A menudo se acercaba a Oswyn para informarle de sus sospechas de despilfarro, exceso o incluso fornicación, y él la escuchaba con paciencia, suspirando, y más tarde trataba el tema con Josephus. Oswyn renqueaba debido a su dolencia en la columna vertebral, y los dolores eran un problema constante. Las quejas de Magdalena sobre el gasto de cerveza o las miradas lujuriosas que imaginaba que dirigían a las vírgenes a su cargo solo aportaban más desasosiego al abad. Contaba con Josephus para que se ocupara de estos temas mundanos y así él poder centrarse en servir a Dios y honrarlo terminando la construcción de la abadía en el tiempo que le quedaba de vida.
Era sabido que Magdalena no sentía amor por los niños. Los detalles escabrosos de su concepción la turbaban pero al mismo tiempo los veía necesarios. Despreciaba a Josephus por darles acogida en Vectis, particularmente a los más pequeños e inválidos. Tenía a nueve niños de menos de diez años bajo su tutela y le parecía que la mayoría de ellos no hacían lo suficiente para ganarse el sustento. Exigía a las hermanas que los pusieran a trabajar duro, que acarrearan agua y leña, que lavaran los platos y los cacharros de la cocina, que rellenaran los jergones con paja fresca para combatir los piojos. Cuando fueran mayores, ya tendrían tiempo para el estudio religioso, pero hasta que sus mentes estuvieran atemperadas por el esfuerzo solo los consideraba buenos para el trabajo duro.

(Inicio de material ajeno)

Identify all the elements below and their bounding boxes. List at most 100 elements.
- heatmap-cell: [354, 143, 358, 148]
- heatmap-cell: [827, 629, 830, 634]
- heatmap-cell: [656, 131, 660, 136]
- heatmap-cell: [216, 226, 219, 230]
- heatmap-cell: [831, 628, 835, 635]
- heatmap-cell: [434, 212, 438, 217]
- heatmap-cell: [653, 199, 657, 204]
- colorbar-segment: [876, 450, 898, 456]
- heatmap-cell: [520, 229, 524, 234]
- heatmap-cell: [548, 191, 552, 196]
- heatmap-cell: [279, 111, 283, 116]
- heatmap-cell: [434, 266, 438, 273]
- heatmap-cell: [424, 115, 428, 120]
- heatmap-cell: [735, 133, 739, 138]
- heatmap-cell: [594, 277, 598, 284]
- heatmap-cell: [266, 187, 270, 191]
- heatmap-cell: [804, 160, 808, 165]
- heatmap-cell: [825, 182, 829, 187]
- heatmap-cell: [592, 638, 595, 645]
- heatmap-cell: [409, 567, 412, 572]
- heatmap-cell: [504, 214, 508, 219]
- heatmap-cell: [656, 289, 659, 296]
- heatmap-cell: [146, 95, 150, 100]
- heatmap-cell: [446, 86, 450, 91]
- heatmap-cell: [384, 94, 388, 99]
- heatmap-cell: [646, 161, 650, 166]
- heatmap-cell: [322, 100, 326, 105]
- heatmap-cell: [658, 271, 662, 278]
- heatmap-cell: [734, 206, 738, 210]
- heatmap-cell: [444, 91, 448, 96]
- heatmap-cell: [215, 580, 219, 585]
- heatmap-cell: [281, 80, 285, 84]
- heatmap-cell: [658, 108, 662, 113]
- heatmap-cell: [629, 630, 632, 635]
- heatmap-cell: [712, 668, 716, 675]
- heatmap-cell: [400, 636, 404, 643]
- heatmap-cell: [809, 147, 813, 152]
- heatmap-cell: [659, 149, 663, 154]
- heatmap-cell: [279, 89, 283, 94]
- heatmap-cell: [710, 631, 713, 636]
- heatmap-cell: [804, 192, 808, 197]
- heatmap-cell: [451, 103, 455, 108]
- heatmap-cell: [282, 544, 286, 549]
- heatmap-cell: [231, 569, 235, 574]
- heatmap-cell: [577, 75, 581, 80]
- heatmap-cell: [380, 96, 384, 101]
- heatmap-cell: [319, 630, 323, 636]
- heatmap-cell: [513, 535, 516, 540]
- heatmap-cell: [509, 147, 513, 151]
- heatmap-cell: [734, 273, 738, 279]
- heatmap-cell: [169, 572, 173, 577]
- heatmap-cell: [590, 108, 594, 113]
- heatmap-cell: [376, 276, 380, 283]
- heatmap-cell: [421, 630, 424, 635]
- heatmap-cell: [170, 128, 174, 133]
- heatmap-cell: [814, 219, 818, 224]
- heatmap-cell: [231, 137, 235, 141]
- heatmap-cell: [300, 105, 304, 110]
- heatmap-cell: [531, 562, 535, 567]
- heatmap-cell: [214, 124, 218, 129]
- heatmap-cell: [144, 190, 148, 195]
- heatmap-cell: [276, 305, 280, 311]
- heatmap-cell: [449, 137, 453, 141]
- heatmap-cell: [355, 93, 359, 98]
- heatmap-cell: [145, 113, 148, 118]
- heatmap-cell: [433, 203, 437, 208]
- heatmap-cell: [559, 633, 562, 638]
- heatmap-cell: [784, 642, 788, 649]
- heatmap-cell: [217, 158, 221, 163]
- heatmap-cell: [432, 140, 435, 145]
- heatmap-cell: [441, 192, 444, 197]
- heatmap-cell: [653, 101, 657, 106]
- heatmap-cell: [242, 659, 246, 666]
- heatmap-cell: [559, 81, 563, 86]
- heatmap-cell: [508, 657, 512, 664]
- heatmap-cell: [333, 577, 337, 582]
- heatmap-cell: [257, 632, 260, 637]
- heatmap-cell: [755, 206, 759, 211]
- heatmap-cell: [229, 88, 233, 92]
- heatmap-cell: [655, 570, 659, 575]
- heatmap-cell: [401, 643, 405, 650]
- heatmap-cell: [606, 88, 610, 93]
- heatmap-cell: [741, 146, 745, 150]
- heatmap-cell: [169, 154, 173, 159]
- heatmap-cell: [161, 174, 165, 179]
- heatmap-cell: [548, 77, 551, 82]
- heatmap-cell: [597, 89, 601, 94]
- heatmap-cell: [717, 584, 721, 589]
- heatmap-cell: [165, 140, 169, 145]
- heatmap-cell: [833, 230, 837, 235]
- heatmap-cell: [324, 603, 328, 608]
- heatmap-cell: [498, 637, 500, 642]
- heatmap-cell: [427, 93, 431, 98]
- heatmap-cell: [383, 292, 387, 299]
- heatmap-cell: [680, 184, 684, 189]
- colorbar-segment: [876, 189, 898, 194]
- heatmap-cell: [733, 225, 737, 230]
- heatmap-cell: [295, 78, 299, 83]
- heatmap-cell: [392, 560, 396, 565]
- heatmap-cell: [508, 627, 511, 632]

Octavus, el último error de Josephus, la puso hecha una furia.
El crío era incapaz de seguir las órdenes más básicas. Se negaba a vaciar un cacharro, a arrojar un leño en el fuego de la cocina. No se iba a la cama hasta que le arrastraban hasta ella ni se levantaba con los otros niños si no tiraban de él. Los otros niños se reían de él y le insultaban. Al principio Magdalena pensó que era terco, así que le golpeaba con palos, pero con el tiempo se cansó del castigo corporal, pues no tenía ningún efecto, no le arrancaba un lloro ni un quejido satisfactorios. Y cuando había terminado con él, el chico siempre recuperaba el palo del montón de leña y lo usaba para hacer sus dibujos en el sucio suelo de la cocina.